For in vitro binding assays, equal concentrations (0.5 μM) of N-terminally GST-tagged mortalin (Sigma-Aldrich), N-terminally HIS-tagged PP1α (ProSpec, East Brunswick, NJ), and N-terminally HIS-tagged MEK2 (ProSpec) were incubated in 50 mM Tris (pH 7.4)–100 mM KCl–100 mM NaCl–5 mM MgCl₂–5% glycerol–10 mM β-mercaptoethanol for 30 min at room temperature. GST (Sigma-Aldrich) was used as the control. Fifty microliters of glutathione-Sepharose 4B (GE Healthcare Life Sciences, Marlborough, MA) was then added to the mixture and left for 1 h at 4°C with gentle agitation. After an extensive wash with the binding buffer, protein-bound beads were collected for Western blotting.
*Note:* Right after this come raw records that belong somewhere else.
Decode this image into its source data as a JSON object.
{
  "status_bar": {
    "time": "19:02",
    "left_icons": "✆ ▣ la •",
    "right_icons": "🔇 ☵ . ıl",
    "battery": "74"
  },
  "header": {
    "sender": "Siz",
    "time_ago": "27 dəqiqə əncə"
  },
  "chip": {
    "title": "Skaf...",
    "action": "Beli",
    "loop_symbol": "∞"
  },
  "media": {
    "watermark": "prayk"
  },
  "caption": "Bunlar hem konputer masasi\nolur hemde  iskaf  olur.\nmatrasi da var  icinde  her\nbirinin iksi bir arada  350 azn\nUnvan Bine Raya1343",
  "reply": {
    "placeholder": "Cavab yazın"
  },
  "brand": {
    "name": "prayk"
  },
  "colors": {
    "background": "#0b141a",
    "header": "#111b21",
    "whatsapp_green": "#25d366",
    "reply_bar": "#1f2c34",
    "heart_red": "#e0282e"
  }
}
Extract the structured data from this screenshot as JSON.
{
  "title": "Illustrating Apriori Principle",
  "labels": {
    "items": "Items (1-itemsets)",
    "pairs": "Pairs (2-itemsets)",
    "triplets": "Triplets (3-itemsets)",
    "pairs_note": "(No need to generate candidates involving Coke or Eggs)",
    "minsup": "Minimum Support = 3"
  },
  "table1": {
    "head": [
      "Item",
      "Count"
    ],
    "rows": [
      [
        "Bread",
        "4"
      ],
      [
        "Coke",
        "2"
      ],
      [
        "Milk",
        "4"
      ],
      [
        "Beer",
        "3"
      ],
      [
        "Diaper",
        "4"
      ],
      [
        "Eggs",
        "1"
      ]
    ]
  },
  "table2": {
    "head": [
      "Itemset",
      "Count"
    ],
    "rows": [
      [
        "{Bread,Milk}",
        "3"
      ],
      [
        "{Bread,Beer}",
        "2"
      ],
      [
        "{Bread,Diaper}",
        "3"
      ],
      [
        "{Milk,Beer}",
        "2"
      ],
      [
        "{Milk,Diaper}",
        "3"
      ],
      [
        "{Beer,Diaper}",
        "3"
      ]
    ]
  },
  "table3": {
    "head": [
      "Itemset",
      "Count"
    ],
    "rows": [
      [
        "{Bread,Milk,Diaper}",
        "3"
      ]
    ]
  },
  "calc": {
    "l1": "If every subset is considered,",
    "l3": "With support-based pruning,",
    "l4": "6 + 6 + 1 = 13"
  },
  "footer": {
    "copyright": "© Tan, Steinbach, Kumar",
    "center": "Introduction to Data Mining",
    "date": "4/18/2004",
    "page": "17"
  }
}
In vitro dephosphorylation assays.

Cells were lysed in 50 mM Tris (pH 7.4)–120 mM NaCl–1 mM EGTA–1% NP-40 and mixed with the protease inhibitor cocktail. For in vitro dephosphorylation assays, 50 μg cell lysate was mixed with 20 mM Tris (pH 7.5)–5 mM MgCl₂–1 mM EGTA–0.02% β-mercaptoethanol containing 0.1 μg/μl bovine serum albumin. These mixtures were incubated with different phosphatase inhibitors at the indicated concentrations at room temperature for 60 min. At the end of the incubation, 2× Laemmli buffer (120 mM Tris [pH 6.8]–20% glycerol–4% SDS–0.01% bromophenol blue–10% 2-mercaptoethanol) was added to stop the reaction. For the assay using recombinant HIS-PP1α, MEK2 immunoprecipitated from SK-MEL 28 cell lysates was washed two times with 10 volumes of 50 mM Tris (pH 7.5)–500 mM NaCl–1 mM EDTA, followed by a wash with 10 volumes of 50 mM Tris (pH 7.5)–60 mM NaCl–1 mM EDTA–0.1% NP-40 and a final wash with 10 volumes of phosphate-buffered saline. Immunoprecipitated MEK2 proteins were then incubated with 0.5 μM HIS-PP1α or GST under the conditions described above. MEK1/2 phosphorylation was analyzed by Western blotting.

GST-PBD expression and purification.

A cDNA encoding the PBD of mortalin was cloned into pGEX-6P (GE Healthcare Life Sciences) to generate an N-terminally GST-tagged PBD (GST-PBD). One liter of BL21(DE3) transformed with this pGEX-6P-PBD plasmid was grown in Luria-Bertani medium at 37°C for 16 h. Expression of GST-PBD was induced with 1 mM isopropyl-β-d-thiogalactopyranoside for 16 h at 16°C. Cell pellets were then collected by centrifugation, resuspended in 20 ml of 50 mM Tris (pH 7.5)–150 mM NaCl–0.5% NP-40–1 mM EDTA–1 mM dithiothreitol (DTT) containing protease inhibitor cocktail, and homogenized by sonication. The supernatant containing soluble GST-PBD was incubated with 0.5 ml (vol/vol) glutathione-agarose (Gold Biotechnology, St. Louis, MO) at 4°C for 2 h. After this, the resins were washed three times with 10 volumes of 50 mM Tris (pH 7.5)–500 mM NaCl–1 mM EDTA and two times with 10 volume of 50 mM Tris (pH 7.5)–60 mM NaCl–0.1% NP-40–1 mM EDTA before elution of the recombinant protein using 10 volume of 50 mM Tris (pH 7.0)–40 mM glutathione. Purified GST-PBD was concentrated with a 10-kDa-cutoff Centricon filter unit (EMD Millipore, Billerica, MA).

Statistical analysis.

Statistical significance was determined by the t test, the Mann-Whitney test, one-way analysis of variance (ANOVA), and Pearson correlation coefficient analysis using Prism (GraphPad Software, La Jolla, CA). P values of <0.05 were considered significant.